Res 2003, 63:7840–7844.PubMed 26. Scholz IV, Cengic N, Baker CH, Harrington KJ, Maletz K, Bergert ER, Vile R, Goke B, Morris JC, Spitzweg C: Radioiodine therapy of colon cancer following tissue-specific oxyclozanide sodium iodide symporter gene transfer. Gene Ther 2005, 12:272–280.PubMedCrossRef 27. Dwyer RM, Bergert ER, O’Connor

MK, Gendler SJ, Morris JC: In vivo radioiodide imaging and treatment of breast cancer xenografts after MUC1-driven expression of the sodium iodide symporter. Clin Cancer Res 2005, 11:1483–1489.PubMedCrossRef Competing interests No competing financial interests exist for Kyong-Hwa Jun, Tae-Jin Song, Sepideh Gholami, Joyce Au, Dana Haddad, Carson Joshua, Chun-Hao Chen, Kelly Mojica, Pat Zanzonico, and Yuman Fong. Nanhai G. Chen, Qian Zhang, and Aladar A. Szalay are affiliated with Genelux Corporation. Authors’ contributions SG assisted with the write up of the manuscript.

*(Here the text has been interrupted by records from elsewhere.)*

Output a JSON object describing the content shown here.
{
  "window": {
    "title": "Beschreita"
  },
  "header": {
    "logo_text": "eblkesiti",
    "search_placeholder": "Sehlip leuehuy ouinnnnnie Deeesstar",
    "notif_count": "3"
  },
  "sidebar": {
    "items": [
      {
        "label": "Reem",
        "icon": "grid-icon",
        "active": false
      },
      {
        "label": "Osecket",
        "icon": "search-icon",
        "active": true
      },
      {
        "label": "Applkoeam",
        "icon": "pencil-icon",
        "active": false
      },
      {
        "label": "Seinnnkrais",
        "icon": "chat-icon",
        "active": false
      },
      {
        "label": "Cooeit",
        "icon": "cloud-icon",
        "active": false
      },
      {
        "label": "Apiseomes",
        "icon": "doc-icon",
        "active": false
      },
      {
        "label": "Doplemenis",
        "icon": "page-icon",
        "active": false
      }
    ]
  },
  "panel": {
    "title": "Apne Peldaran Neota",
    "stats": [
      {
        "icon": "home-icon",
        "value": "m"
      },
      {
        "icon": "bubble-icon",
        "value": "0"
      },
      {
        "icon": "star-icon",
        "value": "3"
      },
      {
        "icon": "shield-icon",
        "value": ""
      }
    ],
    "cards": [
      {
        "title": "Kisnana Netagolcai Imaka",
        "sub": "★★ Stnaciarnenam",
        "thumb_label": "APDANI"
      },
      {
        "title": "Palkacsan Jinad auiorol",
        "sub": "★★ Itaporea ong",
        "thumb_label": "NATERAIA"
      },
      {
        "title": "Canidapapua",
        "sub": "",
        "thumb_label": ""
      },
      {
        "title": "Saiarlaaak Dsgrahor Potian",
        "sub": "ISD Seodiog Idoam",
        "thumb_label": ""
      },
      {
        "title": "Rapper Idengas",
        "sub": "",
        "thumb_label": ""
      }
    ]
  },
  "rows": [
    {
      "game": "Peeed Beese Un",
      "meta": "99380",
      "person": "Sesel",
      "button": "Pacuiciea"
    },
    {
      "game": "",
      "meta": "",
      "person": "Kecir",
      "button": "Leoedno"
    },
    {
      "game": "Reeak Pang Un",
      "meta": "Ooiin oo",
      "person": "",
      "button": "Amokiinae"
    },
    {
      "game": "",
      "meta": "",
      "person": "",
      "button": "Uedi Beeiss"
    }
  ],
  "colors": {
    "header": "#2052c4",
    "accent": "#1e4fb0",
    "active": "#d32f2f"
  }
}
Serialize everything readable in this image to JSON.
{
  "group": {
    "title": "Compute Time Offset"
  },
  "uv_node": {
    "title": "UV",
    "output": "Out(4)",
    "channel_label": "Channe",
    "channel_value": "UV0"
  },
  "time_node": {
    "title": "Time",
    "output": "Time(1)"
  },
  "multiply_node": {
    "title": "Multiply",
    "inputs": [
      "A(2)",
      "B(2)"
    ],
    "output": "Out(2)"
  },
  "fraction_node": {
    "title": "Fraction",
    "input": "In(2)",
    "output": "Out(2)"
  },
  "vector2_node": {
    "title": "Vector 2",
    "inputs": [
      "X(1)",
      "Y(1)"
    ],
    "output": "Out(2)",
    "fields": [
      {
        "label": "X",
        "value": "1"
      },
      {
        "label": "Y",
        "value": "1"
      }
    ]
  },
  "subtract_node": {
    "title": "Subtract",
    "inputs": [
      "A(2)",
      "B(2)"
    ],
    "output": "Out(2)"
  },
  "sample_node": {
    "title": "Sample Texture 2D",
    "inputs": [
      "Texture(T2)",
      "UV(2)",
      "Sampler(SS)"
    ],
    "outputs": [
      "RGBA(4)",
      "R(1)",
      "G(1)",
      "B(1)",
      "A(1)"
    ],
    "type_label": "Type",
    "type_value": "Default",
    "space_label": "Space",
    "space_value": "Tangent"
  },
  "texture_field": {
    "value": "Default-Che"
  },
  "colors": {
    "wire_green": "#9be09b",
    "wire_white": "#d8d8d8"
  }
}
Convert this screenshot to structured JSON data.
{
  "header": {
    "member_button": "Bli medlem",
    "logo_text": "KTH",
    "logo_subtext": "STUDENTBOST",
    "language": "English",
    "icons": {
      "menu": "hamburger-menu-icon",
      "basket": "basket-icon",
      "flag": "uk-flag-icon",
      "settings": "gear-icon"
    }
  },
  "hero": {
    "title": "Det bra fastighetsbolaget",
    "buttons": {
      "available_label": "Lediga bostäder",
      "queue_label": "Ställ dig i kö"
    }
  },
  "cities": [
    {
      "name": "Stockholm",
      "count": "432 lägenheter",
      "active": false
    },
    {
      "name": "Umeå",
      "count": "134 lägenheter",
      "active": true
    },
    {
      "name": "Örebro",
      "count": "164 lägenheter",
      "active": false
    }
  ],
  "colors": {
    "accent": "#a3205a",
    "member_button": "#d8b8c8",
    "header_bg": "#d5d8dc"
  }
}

TS assisted in the in vivo experiments and contributed to the study design. JA contributed to the cytotoxicity assay. DH contributed to the in vivo PET and SPECT imaging. JC contributed to fluorescent imaging. CC contributed to the statistical analysis of the data. KM contributed to the viral replication assay. PZ contributed to the study design and radioactive imaging experiments. NC and QZ contributed to the viral sequence and construct. AS and YF contributed to the study design and completion of the manuscript. All authors read and approved the final manuscript.